By using the primitive index we will be able to filter out the compilation units that definitely don’t mention the entity we’re looking for leaving us with a much smaller set of compilation units that might mention the entity. We then ask for a typed tree for each of the remaining compilation units and use the symbols to see if they’re an exact match. This leaves us with the location of the references that are guaranteed to be referencing the entity we were searching for without having to type-check the entire project.
This approach should be able to find all occurrences of Scala entities with a few edge cases listed below (I haven’t considered all cases yet).
Because implicits aren’t expressed in the source the primitive index wouldn’t find any files where the implicits are invoked and we’re back to having to type-check the entire project to find all references. I currently don’t have a solution to this, but as this is probably one of the trickiest problems I don’t mind saving it for later ;)
Using type aliases it is possible to “rename” a type, for example lets
type Str = String val x: Str = “I’m a String in disguise”
In such a case the primitive index would not register Str as an occurrence of String and they would go unnoticed. This could be solved by performing a search for the name of the alias whenever an aliased type is created.

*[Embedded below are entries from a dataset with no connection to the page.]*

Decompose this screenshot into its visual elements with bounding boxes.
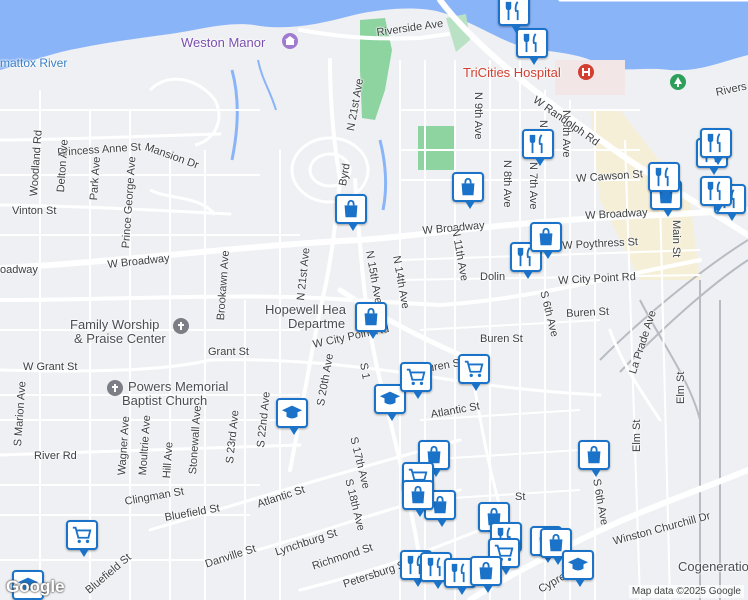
street-label: N 9th Ave [472, 92, 484, 140]
map-pin-shopping[interactable] [355, 302, 387, 339]
map-pin-grocery[interactable] [458, 354, 490, 391]
poi-label-cogeneration[interactable]: Cogeneratio [678, 560, 748, 573]
school-icon [567, 554, 589, 576]
poi-label-weston-manor[interactable]: Weston Manor [181, 36, 265, 49]
map-pin-grocery[interactable] [400, 362, 432, 399]
map-canvas[interactable]: Weston Manor TriCities Hospital Family W… [0, 0, 748, 600]
restaurant-icon [527, 133, 549, 155]
shopping-bag-icon [407, 484, 429, 506]
map-pin-restaurant[interactable] [498, 0, 530, 33]
map-pin-school[interactable] [276, 398, 308, 435]
map-pin-shopping[interactable] [470, 556, 502, 593]
grocery-cart-icon [405, 366, 427, 388]
landmark-icon[interactable] [282, 33, 298, 49]
shopping-bag-icon [457, 176, 479, 198]
street-label: N 8th Ave [501, 160, 513, 208]
shopping-bag-icon [535, 226, 557, 248]
school-icon [379, 388, 401, 410]
street-label: Buren St [480, 333, 523, 345]
restaurant-icon [449, 562, 471, 584]
street-label: S 1 [357, 361, 372, 381]
map-pin-restaurant[interactable] [648, 162, 680, 199]
street-label: Elm St [675, 371, 687, 404]
shopping-bag-icon [360, 306, 382, 328]
map-pin-shopping[interactable] [578, 440, 610, 477]
restaurant-icon [705, 180, 727, 202]
street-label: Main St [670, 220, 682, 258]
street-label: Buren St [565, 305, 610, 320]
street-label: Dolin [480, 271, 506, 283]
water-label-river: mattox River [0, 56, 68, 70]
street-label: N 7th Ave [527, 162, 539, 210]
map-pin-restaurant[interactable] [700, 176, 732, 213]
map-pin-shopping[interactable] [530, 222, 562, 259]
church-icon[interactable] [107, 380, 123, 396]
shopping-bag-icon [583, 444, 605, 466]
map-pin-school[interactable] [562, 550, 594, 587]
street-label: Elm St [631, 419, 643, 452]
poi-label-tricities-hospital[interactable]: TriCities Hospital [463, 66, 561, 79]
google-logo: Google [6, 577, 65, 596]
grocery-cart-icon [71, 524, 93, 546]
restaurant-icon [653, 166, 675, 188]
school-icon [281, 402, 303, 424]
map-pin-shopping[interactable] [335, 194, 367, 231]
shopping-bag-icon [340, 198, 362, 220]
map-pin-restaurant[interactable] [700, 128, 732, 165]
street-label: oadway [0, 264, 38, 276]
restaurant-icon [705, 132, 727, 154]
poi-label-hopewell-health[interactable]: Hopewell Hea [265, 303, 346, 316]
grocery-cart-icon [463, 358, 485, 380]
restaurant-icon [503, 0, 525, 22]
church-icon[interactable] [173, 318, 189, 334]
park-tree-icon[interactable] [670, 74, 686, 90]
street-label: Vinton St [12, 205, 57, 217]
map-attribution: Map data ©2025 Google [628, 585, 744, 598]
park-field [418, 126, 454, 170]
restaurant-icon [521, 32, 543, 54]
poi-label-family-worship[interactable]: Family Worship [70, 318, 159, 331]
street-label: St [515, 491, 526, 503]
map-pin-restaurant[interactable] [522, 129, 554, 166]
poi-label-hopewell-health-dept[interactable]: Departme [288, 317, 345, 330]
poi-label-praise-center[interactable]: & Praise Center [74, 332, 166, 345]
map-pin-shopping[interactable] [402, 480, 434, 517]
map-pin-restaurant[interactable] [516, 28, 548, 65]
hospital-icon[interactable] [578, 64, 594, 80]
poi-label-powers-memorial[interactable]: Powers Memorial [128, 380, 228, 393]
shopping-bag-icon [475, 560, 497, 582]
street-label: W Grant St [23, 361, 78, 373]
map-pin-grocery[interactable] [66, 520, 98, 557]
street-label: River Rd [34, 450, 77, 462]
map-pin-shopping[interactable] [452, 172, 484, 209]
street-label: Grant St [208, 346, 249, 358]
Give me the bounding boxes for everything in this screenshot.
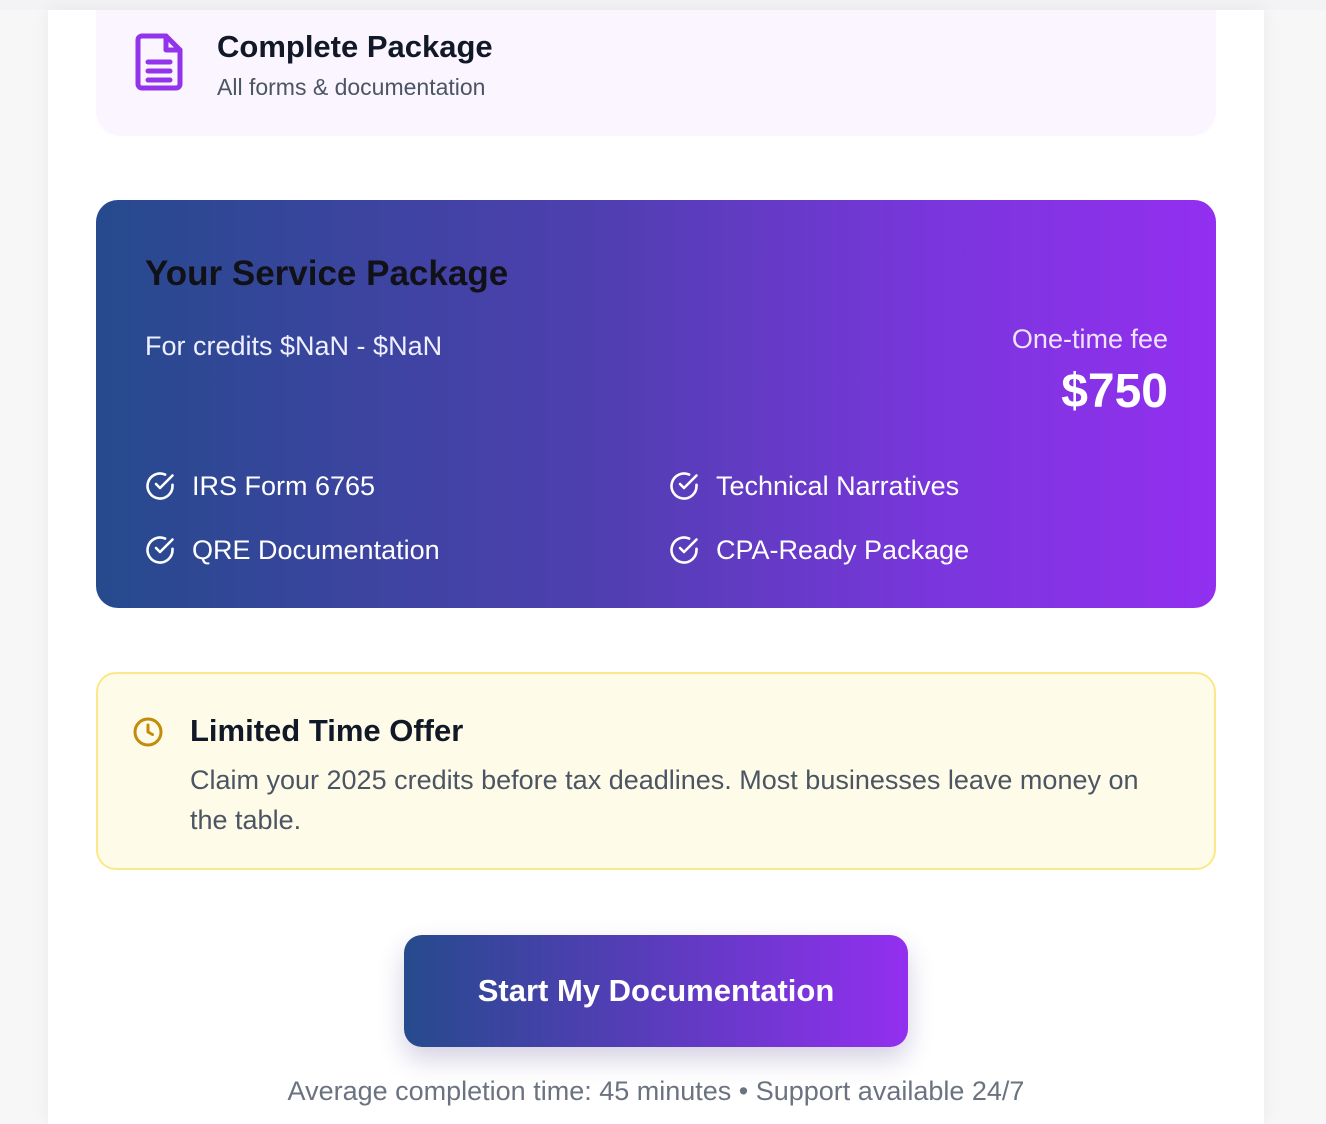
service-item-label: QRE Documentation xyxy=(192,534,440,565)
service-item-label: IRS Form 6765 xyxy=(192,470,376,501)
feature-subtitle: All forms & documentation xyxy=(217,74,486,100)
service-item: IRS Form 6765 xyxy=(144,468,375,504)
fee-amount: $750 xyxy=(1061,365,1168,418)
offer-title: Limited Time Offer xyxy=(190,713,464,748)
main-card: Complete Package All forms & documentati… xyxy=(48,10,1264,1124)
check-circle-icon xyxy=(670,536,698,564)
footnote: Average completion time: 45 minutes • Su… xyxy=(287,1076,1025,1106)
check-circle-icon xyxy=(146,536,174,564)
document-icon xyxy=(135,33,183,91)
service-item-label: Technical Narratives xyxy=(716,470,960,501)
credit-range: For credits $NaN - $NaN xyxy=(145,331,443,361)
limited-time-offer: Limited Time Offer Claim your 2025 credi… xyxy=(96,672,1216,870)
service-item: Technical Narratives xyxy=(668,468,959,504)
complete-package-feature: Complete Package All forms & documentati… xyxy=(96,10,1216,136)
service-package-card: Your Service Package For credits $NaN - … xyxy=(96,200,1216,608)
service-item-label: CPA-Ready Package xyxy=(716,534,970,565)
fee-label: One-time fee xyxy=(1011,324,1168,354)
offer-body: Claim your 2025 credits before tax deadl… xyxy=(190,765,1139,835)
check-circle-icon xyxy=(146,472,174,500)
check-circle-icon xyxy=(670,472,698,500)
top-strip xyxy=(0,0,1326,10)
service-item: CPA-Ready Package xyxy=(668,532,969,568)
service-package-title: Your Service Package xyxy=(145,254,509,293)
service-item: QRE Documentation xyxy=(144,532,440,568)
start-documentation-button[interactable]: Start My Documentation xyxy=(404,935,908,1047)
clock-icon xyxy=(133,717,163,747)
feature-title: Complete Package xyxy=(217,29,493,64)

As mentioned a call hierarchy lists all of the in- and outgoing calls of a method. To find all the ingoing calls we simply search for all the references to the method. The outgoing calls can be found by traversing the body of the method looking for Apply nodes.
The type hierarchy should show all of the direct sub- and super-classes. We currently plan to let people browse through the hierarchy one layer at a time similar to how the type hierarchy feature of Scala docs works.
I haven’t given the implementation details much consideration yet but I believe we should be able to find all the super-classes by traversing the Def-tree of the type. As for the sub-classes we could use an approach similar to find all references, as we’re really just looking for all references to the type with the restriction that it should be in the definition of another type. That is we would again use the primitive index to narrow down the number of compilation units. It would be even more efficient if we we store what kind of tree the simple occurrences was tracked in; that would allow us to only compile the files where the name of the type was used in a Def tree.
In the near future
To figure out if this approach is fitting I need to go through all Scala entities and list all the places definitions and occurrences are allowed to appear. After that it’s time to consider how I will synchronize and persist the index (right now I’m leaning towards using Lucene) and then perhaps it’s time to start programming a bit.